Législatives 2021: Des candidats dénoncent des anomalies

L’arsenal juridique et réglementaire mis en place pour éliminer toute tentative fraude ne semble pas suffire. Des  partis et candidats aux élections législatives du 12 juin prochain dénoncent des tentatives de «manipulation» lors de la validation et de la collecte de signatures.

Habib Brahmia, chargé de communication du parti Jil Jadid  dénonce ce qu’il qualifie «de issaba locale» qui, d’après lui, «continue de gangréner les administrations et les Assemblées élues». «Les anciens partis du pouvoir qui ont soutenu la issaba sont toujours là et multiplient les  blocages pour empêcher l’émergence de ceux qui représentent le renouveau», lâche-t-il. A l’en croire, la signature des formulaires se révèle très difficile. «Certains maires ne veulent pas signer, intimident et freinent l’opération» dénonce-t-il, avant de soutenir  que la solution «réside dans la participation et la surveillance citoyenne à ces élections par la candidature, mais aussi par la surveillance pour passer à un autre mode de gestion et ancrer d’autres pratiques politiques». Brahmia évoque une grave crise de confiance entre citoyens, pouvoir et partis politiques. «Ce vide, poursuit-il, est rempli par les acteurs de l’ancien système». Le politologue Ali Rebidj, candidat au prochain scrutin pointe du doigt le manque de moyens au niveau local  qui empêche les démembrements de l’Autorité nationale indépendante des élections (ANIE) d’assumer pleinement son rôle. «Cela engendre des lacunes, voire des dysfonctionnements et le délégué local se trouve obligé parfois d’affronter l’ancienne administration pour avoir des moyens matériels. Et c’est là où commence le risque des manipulations», renchérit-il.
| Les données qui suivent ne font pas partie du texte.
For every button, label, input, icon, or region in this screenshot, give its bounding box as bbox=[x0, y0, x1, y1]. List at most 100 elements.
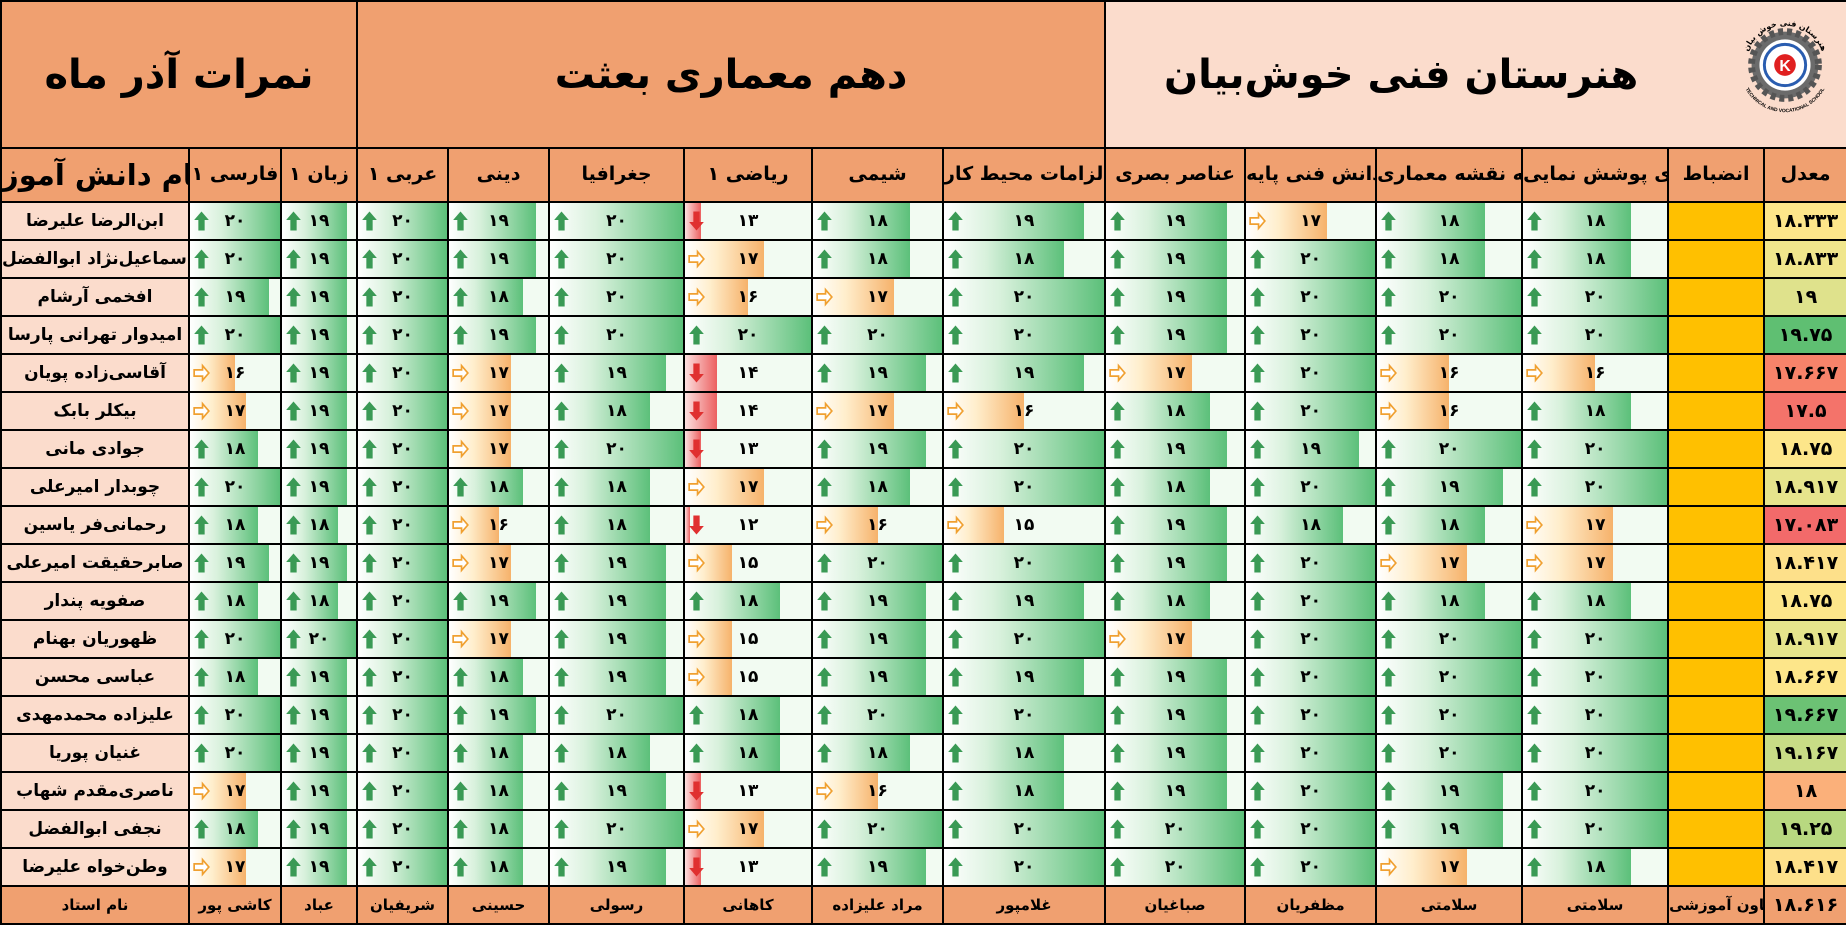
grade-cell: ۲۰ bbox=[1375, 733, 1524, 774]
side-arrow-icon bbox=[1380, 401, 1398, 421]
grade-value: ۲۰ bbox=[1164, 857, 1186, 878]
grade-value: ۱۹ bbox=[1164, 325, 1186, 346]
grade-cell: ۱۷ bbox=[1521, 505, 1670, 546]
up-arrow-icon bbox=[453, 667, 468, 687]
average-cell: ۱۹.۲۵ bbox=[1763, 809, 1846, 850]
grade-value: ۱۹ bbox=[867, 629, 888, 650]
grade-value: ۲۰ bbox=[1300, 857, 1321, 878]
up-arrow-icon bbox=[1250, 629, 1265, 649]
grade-value: ۱۴ bbox=[737, 363, 759, 384]
up-arrow-icon bbox=[1381, 819, 1396, 839]
banner-row: نمرات آذر ماه دهم معماری بعثت هنرستان فن… bbox=[0, 0, 1846, 150]
grade-databar bbox=[191, 736, 279, 771]
grade-databar bbox=[1524, 698, 1667, 733]
grade-cell: ۱۸ bbox=[548, 391, 686, 432]
grade-value: ۱۵ bbox=[737, 553, 759, 574]
grade-value: ۱۸ bbox=[1584, 249, 1606, 270]
grade-value: ۱۸ bbox=[1164, 477, 1186, 498]
grade-cell: ۱۷ bbox=[447, 429, 551, 470]
grade-value: ۱۹ bbox=[606, 667, 627, 688]
grade-cell: ۱۸ bbox=[942, 239, 1107, 280]
grade-cell: ۱۸ bbox=[683, 695, 814, 736]
grade-cell: ۲۰ bbox=[356, 315, 450, 356]
grade-cell: ۲۰ bbox=[1244, 847, 1378, 888]
grade-value: ۱۷ bbox=[224, 857, 246, 878]
grade-value: ۱۸ bbox=[606, 477, 627, 498]
grade-value: ۱۸ bbox=[867, 249, 888, 270]
student-name: وطن‌خواه علیرضا bbox=[0, 847, 190, 888]
student-name: عباسی محسن bbox=[0, 657, 190, 698]
grade-value: ۱۹ bbox=[488, 705, 509, 726]
grade-value: ۱۶ bbox=[488, 515, 509, 536]
grade-databar bbox=[359, 280, 447, 315]
side-arrow-icon bbox=[1380, 553, 1398, 573]
grade-cell: ۱۵ bbox=[683, 657, 814, 698]
up-arrow-icon bbox=[286, 819, 301, 839]
up-arrow-icon bbox=[948, 249, 963, 269]
school-cell: هنرستان فنی خوش‌بیان K هنرستان فنی خوش ب… bbox=[1104, 0, 1846, 150]
month-title: نمرات آذر ماه bbox=[0, 0, 359, 150]
grade-value: ۲۰ bbox=[392, 629, 413, 650]
grade-databar bbox=[686, 508, 691, 543]
grade-value: ۱۸ bbox=[1438, 591, 1460, 612]
grade-cell: ۱۹ bbox=[447, 315, 551, 356]
side-arrow-icon bbox=[947, 401, 964, 421]
grade-databar bbox=[814, 850, 926, 885]
grade-value: ۱۹ bbox=[606, 363, 627, 384]
header-discipline: انضباط bbox=[1667, 147, 1766, 204]
grade-value: ۱۹ bbox=[1013, 667, 1035, 688]
grade-databar bbox=[1247, 394, 1375, 429]
grade-cell: ۲۰ bbox=[942, 315, 1107, 356]
teacher-name: مراد علیزاده bbox=[811, 885, 945, 925]
grade-value: ۱۷ bbox=[1438, 857, 1460, 878]
grade-cell: ۲۰ bbox=[683, 315, 814, 356]
grade-value: ۲۰ bbox=[224, 477, 246, 498]
grade-cell: ۱۶ bbox=[1375, 391, 1524, 432]
grade-value: ۲۰ bbox=[392, 211, 413, 232]
grade-cell: ۲۰ bbox=[356, 733, 450, 774]
grade-databar bbox=[1378, 470, 1504, 505]
up-arrow-icon bbox=[1527, 667, 1542, 687]
up-arrow-icon bbox=[1527, 819, 1542, 839]
grade-cell: ۲۰ bbox=[811, 695, 945, 736]
side-arrow-icon bbox=[947, 515, 964, 535]
up-arrow-icon bbox=[1110, 477, 1125, 497]
grade-cell: ۱۸ bbox=[1375, 581, 1524, 622]
grade-cell: ۱۹ bbox=[811, 353, 945, 394]
up-arrow-icon bbox=[286, 325, 301, 345]
grade-databar bbox=[1247, 470, 1375, 505]
grade-databar bbox=[1247, 736, 1375, 771]
grade-cell: ۱۹ bbox=[811, 619, 945, 660]
grade-value: ۱۶ bbox=[1013, 401, 1035, 422]
grade-databar bbox=[359, 432, 447, 467]
grade-cell: ۱۸ bbox=[1521, 847, 1670, 888]
up-arrow-icon bbox=[362, 249, 377, 269]
grade-cell: ۱۹ bbox=[279, 353, 359, 394]
grade-cell: ۱۶ bbox=[811, 505, 945, 546]
grade-databar bbox=[1107, 812, 1244, 847]
grade-value: ۲۰ bbox=[1438, 325, 1460, 346]
student-name: اسماعیل‌نژاد ابوالفضل bbox=[0, 239, 190, 280]
grade-value: ۲۰ bbox=[392, 743, 413, 764]
student-name: ظهوریان بهنام bbox=[0, 619, 190, 660]
grade-cell: ۱۶ bbox=[188, 353, 282, 394]
grade-cell: ۲۰ bbox=[356, 277, 450, 318]
grade-databar bbox=[686, 584, 780, 619]
grade-databar bbox=[1107, 660, 1227, 695]
up-arrow-icon bbox=[554, 363, 569, 383]
grade-cell: ۲۰ bbox=[942, 467, 1107, 508]
grade-cell: ۱۸ bbox=[447, 847, 551, 888]
grade-databar bbox=[1524, 432, 1667, 467]
grade-value: ۲۰ bbox=[1300, 287, 1321, 308]
grade-databar bbox=[191, 470, 279, 505]
grade-cell: ۱۸ bbox=[1521, 391, 1670, 432]
grade-cell: ۲۰ bbox=[356, 695, 450, 736]
grade-value: ۱۹ bbox=[308, 667, 330, 688]
grade-cell: ۲۰ bbox=[356, 771, 450, 812]
grade-databar bbox=[1247, 850, 1375, 885]
side-arrow-icon bbox=[688, 287, 705, 307]
grade-value: ۱۹ bbox=[606, 857, 627, 878]
grade-cell: ۱۷ bbox=[683, 467, 814, 508]
grade-databar bbox=[359, 508, 447, 543]
grade-value: ۱۹ bbox=[308, 857, 330, 878]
 «L’ANIE manque de moyens»
L’Anie a, certes, donné aux chefs de daïras et aux walis toute autorité dans l’organisation de l’opération électorale. «Le problème réside dans la disponibilité des moyens», lance notre interlocuteur. S’agissant de l’achat de listes et des signatures, Rebidj estime que la  question est tributaire de la conscience et du comportement politique de chaque citoyen. «Certains signent pour plusieurs candidats. Ce qui est contraire à la loi, mais l’autorité ne peut pas surveiller le comportement de chaque individu, mais peut supprimer ces doubles signatures lors la validation finale des listes électorales», explique-t-il. La loi permet de sanctionner celui qui signe pour plusieurs candidats, ajoute-t-il   s’attendant sur ce point à une application rigoureuse de la réglementation qui sera appliquée vis-à-vis des citoyens et des partis. Politologue et candidat, Redouane Bouhidel dit, lui aussi, prendre acte de ces faits. «Malheureusement, les anciennes pratiques ont la peau dure», assène-t-il d’emblée. Selon lui, l’Etat a élaboré des lois, mais dans la pratique, le changement n’est toujours pas au rendez-vous. Des listes vides se sont vendues, des imprimés ont été cédés à 1.000 DA, voire plus. D’autres offrent de l’huile ou de la semoule pour une signature. Les partis sont toujours responsables de ces pratiques. Des administrations exigent la présence des concernés pour la légalisation des formulaires et d’autres non», se désole-t-il. Rebidj n’hésite pas à parler de «business politique» semblable à celui qui a entaché les anciennes consultations électorales.  «La majorité des Assemblées élues  ont une couleur politique et l’ANIE doit assumer ses responsabilités et éviter les conséquences d’une telle situation», conclut-il.